The Marine Institute successfully bid for PANACHE, an EU INTERREG Priority 4 Objective 2 project with a global budget of €4.8 million. The aim of PANACHE was to develop a stronger and more coherent approach to the management, monitoring and involvement of stakeholders for Marine Protected Areas (MPAs) in the Channel. There are significant efforts taking place in England and France to utilise MPAs to meet European and International biodiversity protection obligations; this project provided a mechanism to ensure that approaches being taken on both sides of the Channel are more coherent and effective. The project brought together 14 partners with technical, stakeholder engagement and management expertise and was led by the French MPA Agency.

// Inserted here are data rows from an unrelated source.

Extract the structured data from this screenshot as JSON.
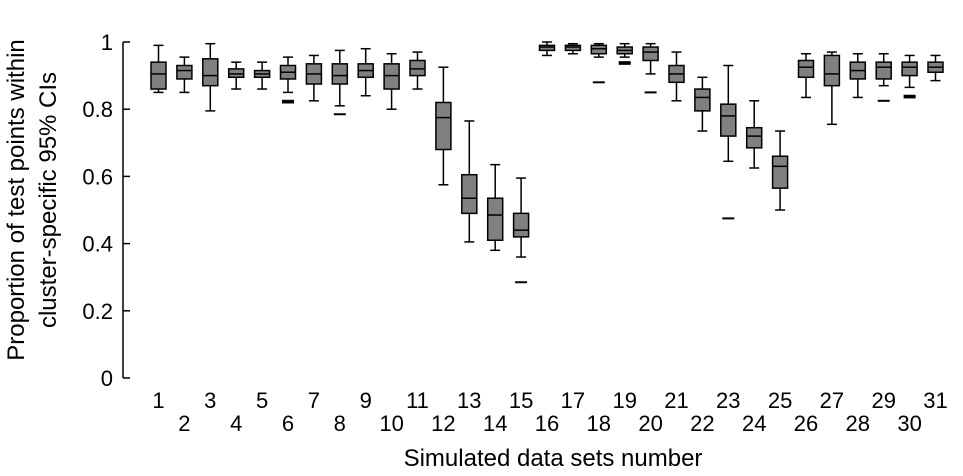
{
  "chart_data": {
    "type": "box",
    "xlabel": "Simulated data sets number",
    "ylabel_lines": [
      "Proportion of test points within",
      "cluster-specific 95% CIs"
    ],
    "ylim": [
      0,
      1
    ],
    "yticks": [
      0,
      0.2,
      0.4,
      0.6,
      0.8,
      1
    ],
    "ytick_labels": [
      "0",
      "0.2",
      "0.4",
      "0.6",
      "0.8",
      "1"
    ],
    "box_color": "#808080",
    "categories": [
      "1",
      "2",
      "3",
      "4",
      "5",
      "6",
      "7",
      "8",
      "9",
      "10",
      "11",
      "12",
      "13",
      "14",
      "15",
      "16",
      "17",
      "18",
      "19",
      "20",
      "21",
      "22",
      "23",
      "24",
      "25",
      "26",
      "27",
      "28",
      "29",
      "30",
      "31"
    ],
    "boxes": [
      {
        "label": "1",
        "whisker_low": 0.85,
        "q1": 0.86,
        "median": 0.905,
        "q3": 0.94,
        "whisker_high": 0.99,
        "outliers": []
      },
      {
        "label": "2",
        "whisker_low": 0.85,
        "q1": 0.89,
        "median": 0.915,
        "q3": 0.93,
        "whisker_high": 0.955,
        "outliers": []
      },
      {
        "label": "3",
        "whisker_low": 0.795,
        "q1": 0.87,
        "median": 0.9,
        "q3": 0.95,
        "whisker_high": 0.995,
        "outliers": []
      },
      {
        "label": "4",
        "whisker_low": 0.86,
        "q1": 0.895,
        "median": 0.905,
        "q3": 0.92,
        "whisker_high": 0.94,
        "outliers": []
      },
      {
        "label": "5",
        "whisker_low": 0.86,
        "q1": 0.895,
        "median": 0.905,
        "q3": 0.915,
        "whisker_high": 0.94,
        "outliers": []
      },
      {
        "label": "6",
        "whisker_low": 0.85,
        "q1": 0.89,
        "median": 0.91,
        "q3": 0.93,
        "whisker_high": 0.955,
        "outliers": [
          0.825,
          0.82
        ]
      },
      {
        "label": "7",
        "whisker_low": 0.825,
        "q1": 0.875,
        "median": 0.905,
        "q3": 0.935,
        "whisker_high": 0.96,
        "outliers": []
      },
      {
        "label": "8",
        "whisker_low": 0.81,
        "q1": 0.875,
        "median": 0.9,
        "q3": 0.935,
        "whisker_high": 0.975,
        "outliers": [
          0.785
        ]
      },
      {
        "label": "9",
        "whisker_low": 0.84,
        "q1": 0.895,
        "median": 0.915,
        "q3": 0.935,
        "whisker_high": 0.98,
        "outliers": []
      },
      {
        "label": "10",
        "whisker_low": 0.8,
        "q1": 0.86,
        "median": 0.9,
        "q3": 0.935,
        "whisker_high": 0.965,
        "outliers": []
      },
      {
        "label": "11",
        "whisker_low": 0.86,
        "q1": 0.9,
        "median": 0.92,
        "q3": 0.945,
        "whisker_high": 0.97,
        "outliers": []
      },
      {
        "label": "12",
        "whisker_low": 0.575,
        "q1": 0.68,
        "median": 0.775,
        "q3": 0.82,
        "whisker_high": 0.925,
        "outliers": []
      },
      {
        "label": "13",
        "whisker_low": 0.405,
        "q1": 0.49,
        "median": 0.535,
        "q3": 0.605,
        "whisker_high": 0.765,
        "outliers": []
      },
      {
        "label": "14",
        "whisker_low": 0.38,
        "q1": 0.41,
        "median": 0.485,
        "q3": 0.535,
        "whisker_high": 0.635,
        "outliers": []
      },
      {
        "label": "15",
        "whisker_low": 0.36,
        "q1": 0.42,
        "median": 0.44,
        "q3": 0.49,
        "whisker_high": 0.595,
        "outliers": [
          0.285
        ]
      },
      {
        "label": "16",
        "whisker_low": 0.96,
        "q1": 0.975,
        "median": 0.985,
        "q3": 0.99,
        "whisker_high": 1.0,
        "outliers": []
      },
      {
        "label": "17",
        "whisker_low": 0.965,
        "q1": 0.975,
        "median": 0.985,
        "q3": 0.99,
        "whisker_high": 0.995,
        "outliers": []
      },
      {
        "label": "18",
        "whisker_low": 0.955,
        "q1": 0.965,
        "median": 0.98,
        "q3": 0.99,
        "whisker_high": 0.995,
        "outliers": [
          0.88
        ]
      },
      {
        "label": "19",
        "whisker_low": 0.955,
        "q1": 0.965,
        "median": 0.975,
        "q3": 0.985,
        "whisker_high": 0.995,
        "outliers": [
          0.94,
          0.935
        ]
      },
      {
        "label": "20",
        "whisker_low": 0.905,
        "q1": 0.945,
        "median": 0.97,
        "q3": 0.985,
        "whisker_high": 0.995,
        "outliers": [
          0.85
        ]
      },
      {
        "label": "21",
        "whisker_low": 0.825,
        "q1": 0.88,
        "median": 0.905,
        "q3": 0.93,
        "whisker_high": 0.97,
        "outliers": []
      },
      {
        "label": "22",
        "whisker_low": 0.735,
        "q1": 0.795,
        "median": 0.835,
        "q3": 0.86,
        "whisker_high": 0.895,
        "outliers": []
      },
      {
        "label": "23",
        "whisker_low": 0.645,
        "q1": 0.72,
        "median": 0.78,
        "q3": 0.815,
        "whisker_high": 0.93,
        "outliers": [
          0.475
        ]
      },
      {
        "label": "24",
        "whisker_low": 0.625,
        "q1": 0.685,
        "median": 0.72,
        "q3": 0.745,
        "whisker_high": 0.825,
        "outliers": []
      },
      {
        "label": "25",
        "whisker_low": 0.5,
        "q1": 0.565,
        "median": 0.63,
        "q3": 0.66,
        "whisker_high": 0.735,
        "outliers": []
      },
      {
        "label": "26",
        "whisker_low": 0.835,
        "q1": 0.895,
        "median": 0.925,
        "q3": 0.945,
        "whisker_high": 0.965,
        "outliers": []
      },
      {
        "label": "27",
        "whisker_low": 0.755,
        "q1": 0.87,
        "median": 0.905,
        "q3": 0.96,
        "whisker_high": 0.97,
        "outliers": []
      },
      {
        "label": "28",
        "whisker_low": 0.835,
        "q1": 0.89,
        "median": 0.915,
        "q3": 0.94,
        "whisker_high": 0.965,
        "outliers": []
      },
      {
        "label": "29",
        "whisker_low": 0.87,
        "q1": 0.89,
        "median": 0.925,
        "q3": 0.94,
        "whisker_high": 0.965,
        "outliers": [
          0.825
        ]
      },
      {
        "label": "30",
        "whisker_low": 0.865,
        "q1": 0.9,
        "median": 0.925,
        "q3": 0.94,
        "whisker_high": 0.96,
        "outliers": [
          0.84,
          0.835
        ]
      },
      {
        "label": "31",
        "whisker_low": 0.885,
        "q1": 0.91,
        "median": 0.925,
        "q3": 0.94,
        "whisker_high": 0.96,
        "outliers": []
      }
    ]
  }
}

​This project closely aligned with VALMER and together both projects focused on improved management, sustainable use and protection of the Channel marine area. PANACHE aimed to enable a common approach to the way that MPAs are managed, monitored, and also looked at MPAs on a regional scale to evaluate whether the current and proposed network of areas meets ecological coherence criteria. It jointly developed a programme of stakeholder awareness and citizen science across the Channel area that aimed to increase awareness of MPAs amongst key community and stakeholder groups. In delivering these objectives, the project sought to build much closer co-operation between English and French government agencies, scientific institutions, private enterprises and voluntary organisations.
Two key PANACHE work packages were led by staff from the Marine Institute. Dr Emma Jackson developed a methodology to enable the existing MPA network to be assessed for its ecological coherence criteria established in science and international convention. Dr Sian Rees, Dr Emma Sheehan and Dr Lynda Rodwell built upon their experience of the ecological and socio-economic monitoring of Marine Protected Areas in the UK to work towards developing a transferable approach to monitoring MPAs in the Channel area.
Professor Martin Attrill, Director of the Marine Institute stated that,
“Involvement in the PANACHE project will build on the expertise of the MI research staff in the planning and management of MPAs, enable European collaboration and raise our profile as leaders in the development of methodologies for MPA monitoring and assessing ecological coherence.”